Add hover tooltips to headline metric cards

mihailoxyz · mihailoxyz · commit b28293a2a0ec · 2026-02-26T16:48:41.000+01:00
diff --git a/docs/app.js b/docs/app.js
@@ -32,9 +32,10 @@ function dateTime(value) {
   return new Date(value).toLocaleString();
 }
 
-function metricCard(title, value, detail) {
+function metricCard(title, value, detail, tooltip) {
+  const tip = tooltip ? ` data-tooltip="${escapeHtml(tooltip)}"` : "";
   return `
-    <article class="metric-card">
+    <article class="metric-card"${tip}>
       <p class="metric-title">${title}</p>
       <p class="metric-value">${value}</p>
       <p class="metric-detail">${detail}</p>
@@ -107,47 +108,56 @@ function renderCards(data) {
     metricCard(
       "Direct",
       pct(overall.direct.pct),
-      `${overall.direct.correct}/${overall.direct.total}`
+      `${overall.direct.correct}/${overall.direct.total}`,
+      "Accuracy when the model answers the question directly (open-ended, no answer choices provided)."
     ),
     metricCard(
       "MCQ with refusal",
       pct(overall.mcq_with_refusal.pct),
-      `${overall.mcq_with_refusal.correct}/${overall.mcq_with_refusal.total}`
+      `${overall.mcq_with_refusal.correct}/${overall.mcq_with_refusal.total}`,
+      "Accuracy on multiple-choice questions where \"I don't know\" is included as an answer option."
     ),
     metricCard(
       "MCQ without refusal",
       pct(overall.mcq_without_refusal.pct),
-      `${overall.mcq_without_refusal.correct}/${overall.mcq_without_refusal.total}`
+      `${overall.mcq_without_refusal.correct}/${overall.mcq_without_refusal.total}`,
+      "Accuracy on multiple-choice questions without an \"I don't know\" option, forcing a best guess."
     ),
     metricCard(
       "MCQ Lift",
       pp(h.mcq_lift_pp),
-      `Direct \u2192 MCQ w/o refusal`
+      `Direct \u2192 MCQ w/o refusal`,
+      "Percentage-point gain when switching from direct (open-ended) to MCQ without refusal. Shows how much answer choices help the model."
     ),
     metricCard(
       "Refusal Gap",
       `${h.refusal_gap_pp}pp`,
-      `MCQ w/o \u2192 MCQ w/ refusal`
+      `MCQ w/o \u2192 MCQ w/ refusal`,
+      "Percentage-point drop from MCQ without refusal to MCQ with refusal.

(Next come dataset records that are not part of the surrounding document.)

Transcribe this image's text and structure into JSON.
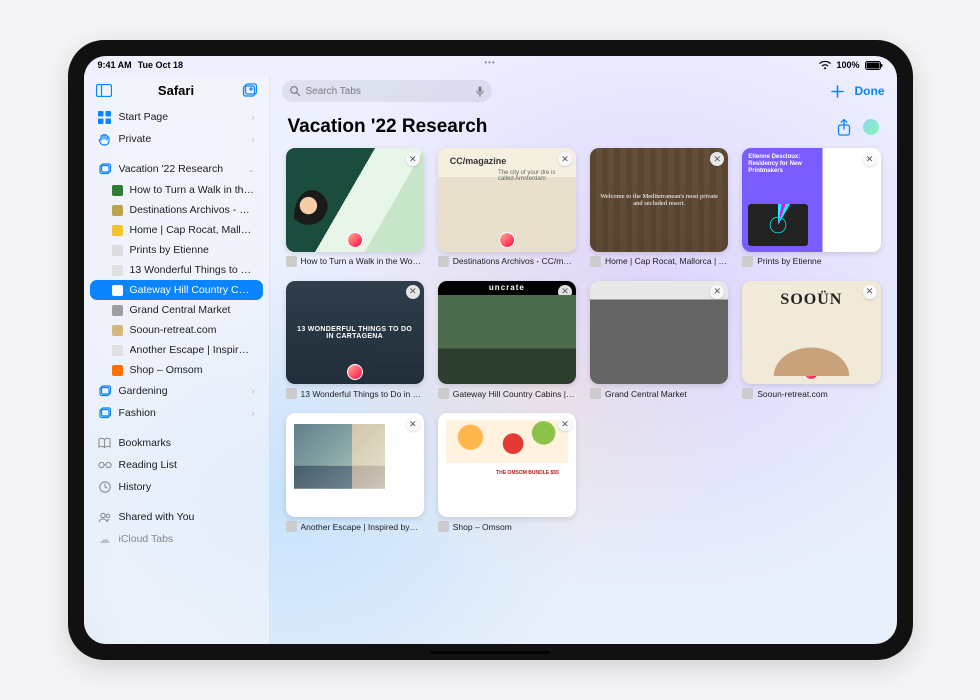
{
  "status": {
    "time": "9:41 AM",
    "date": "Tue Oct 18",
    "battery": "100%"
  },
  "sidebar": {
    "title": "Safari",
    "items": [
      {
        "id": "start-page",
        "label": "Start Page",
        "icon": "grid-icon",
        "chev": true
      },
      {
        "id": "private",
        "label": "Private",
        "icon": "hand-icon",
        "chev": true
      }
    ],
    "tab_group": {
      "label": "Vacation '22 Research",
      "children": [
        {
          "id": "walk",
          "label": "How to Turn a Walk in the …"
        },
        {
          "id": "cc",
          "label": "Destinations Archivos - CC…"
        },
        {
          "id": "cap",
          "label": "Home | Cap Rocat, Mallorc…"
        },
        {
          "id": "prints",
          "label": "Prints by Etienne"
        },
        {
          "id": "13",
          "label": "13 Wonderful Things to Do…"
        },
        {
          "id": "gateway",
          "label": "Gateway Hill Country Cabi…",
          "selected": true
        },
        {
          "id": "gcm",
          "label": "Grand Central Market"
        },
        {
          "id": "sooun",
          "label": "Sooun-retreat.com"
        },
        {
          "id": "another",
          "label": "Another Escape | Inspired…"
        },
        {
          "id": "omsom",
          "label": "Shop – Omsom"
        }
      ]
    },
    "other_groups": [
      {
        "id": "gardening",
        "label": "Gardening"
      },
      {
        "id": "fashion",
        "label": "Fashion"
      }
    ],
    "library": [
      {
        "id": "bookmarks",
        "label": "Bookmarks",
        "icon": "book-icon"
      },
      {
        "id": "reading",
        "label": "Reading List",
        "icon": "glasses-icon"
      },
      {
        "id": "history",
        "label": "History",
        "icon": "clock-icon"
      }
    ],
    "footer": [
      {
        "id": "shared",
        "label": "Shared with You",
        "icon": "people-icon"
      },
      {
        "id": "icloud",
        "label": "iCloud Tabs",
        "icon": "cloud-icon"
      }
    ]
  },
  "toolbar": {
    "search_placeholder": "Search Tabs",
    "done": "Done"
  },
  "group": {
    "title": "Vacation '22 Research"
  },
  "tabs": [
    {
      "caption": "How to Turn a Walk in the Wo…",
      "thumb": "t1",
      "avatar": true
    },
    {
      "caption": "Destinations Archivos - CC/m…",
      "thumb": "t2",
      "avatar": true
    },
    {
      "caption": "Home | Cap Rocat, Mallorca | …",
      "thumb": "t3",
      "avatar": false
    },
    {
      "caption": "Prints by Etienne",
      "thumb": "t4",
      "avatar": false
    },
    {
      "caption": "13 Wonderful Things to Do in …",
      "thumb": "t5",
      "avatar": true
    },
    {
      "caption": "Gateway Hill Country Cabins |…",
      "thumb": "t6",
      "avatar": false
    },
    {
      "caption": "Grand Central Market",
      "thumb": "t7",
      "avatar": false
    },
    {
      "caption": "Sooun-retreat.com",
      "thumb": "t8",
      "avatar": true
    },
    {
      "caption": "Another Escape | Inspired by…",
      "thumb": "t9",
      "avatar": false
    },
    {
      "caption": "Shop – Omsom",
      "thumb": "t10",
      "avatar": false
    }
  ]
}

Measures how often the model opts for \"I don't know\" when given the chance."
     ),
     metricCard(
       "MCQ rescue rate",
       pct(rescue.rescued_pct),
-      `${rescue.rescued}/${rescue.direct_wrong} direct misses rescued`
+      `${rescue.rescued}/${rescue.direct_wrong} direct misses rescued`,
+      "Of questions answered wrong in direct mode, the percentage that were answered correctly in MCQ without refusal mode."
     ),
     metricCard(
       "Best repeat",
       pct(h.best_repeat_pct),
-      h.best_repeat_label
+      h.best_repeat_label,
+      "The highest MCQ without refusal accuracy achieved by any single repeat run."
     ),
     metricCard(
       "Always-correct questions",
       pct(consistency.always_correct_pct),
-      `${consistency.always_correct}/${data.totals.questions} questions`
+      `${consistency.always_correct}/${data.totals.questions} questions`,
+      "Questions answered correctly in MCQ without refusal mode across every single repeat run."
     ),
     metricCard(
       "Task groups at 100%",
       pct(h.task_groups_at_100_pct),
-      `${h.task_groups_at_100}/${h.total_task_groups} task groups`
+      `${h.task_groups_at_100}/${h.total_task_groups} task groups`,
+      "Task groups where every question was answered correctly in MCQ without refusal across all runs."
     ),
   ].join("");
 
@@ -674,3 +684,27 @@ init().catch((error) => {
   header.textContent = "Failed to load benchmark data.";
   console.error(error);
 });
+
+// --- Floating tooltip for metric cards ---
+(function () {
+  const tip = document.createElement("div");
+  tip.className = "tip";
+  document.body.appendChild(tip);
+
+  document.addEventListener("mouseover", (e) => {
+    const card = e.target.closest("[data-tooltip]");
+    if (!card) return;
+    tip.textContent = card.dataset.tooltip;
+    const r = card.getBoundingClientRect();
+    tip.style.left = r.left + r.width / 2 + "px";
+    tip.style.top = r.top - 8 + "px";
+    tip.style.transform = "translate(-50%, -100%)";
+    tip.classList.add("visible");
+  });
+
+  document.addEventListener("mouseout", (e) => {
+    const card = e.target.closest("[data-tooltip]");
+    if (!card) return;
+    tip.classList.remove("visible");
+  });
+})();
diff --git a/docs/styles.css b/docs/styles.css
@@ -131,6 +131,31 @@ code {
   border: 1px solid var(--border);
   background: var(--surface);
   box-shadow: var(--shadow-soft);
+  cursor: default;
+}
+
+.metric-card[data-tooltip]:hover {
+  border-color: var(--text-secondary);
+}
+
+.tip {
+  position: fixed;
+  padding: 8px 12px;
+  max-width: 300px;
+  background: #1a1a1a;
+  color: #f0f0f0;
+  font-size: 12px;
+  line-height: 1.5;
+  border-radius: 6px;
+  z-index: 1000;
+  pointer-events: none;
+  box-shadow: 0 4px 16px rgba(0,0,0,.2);
+  opacity: 0;
+  transition: opacity 0.15s;
+}
+
+.tip.visible {
+  opacity: 1;
 }
 
 .metric-title {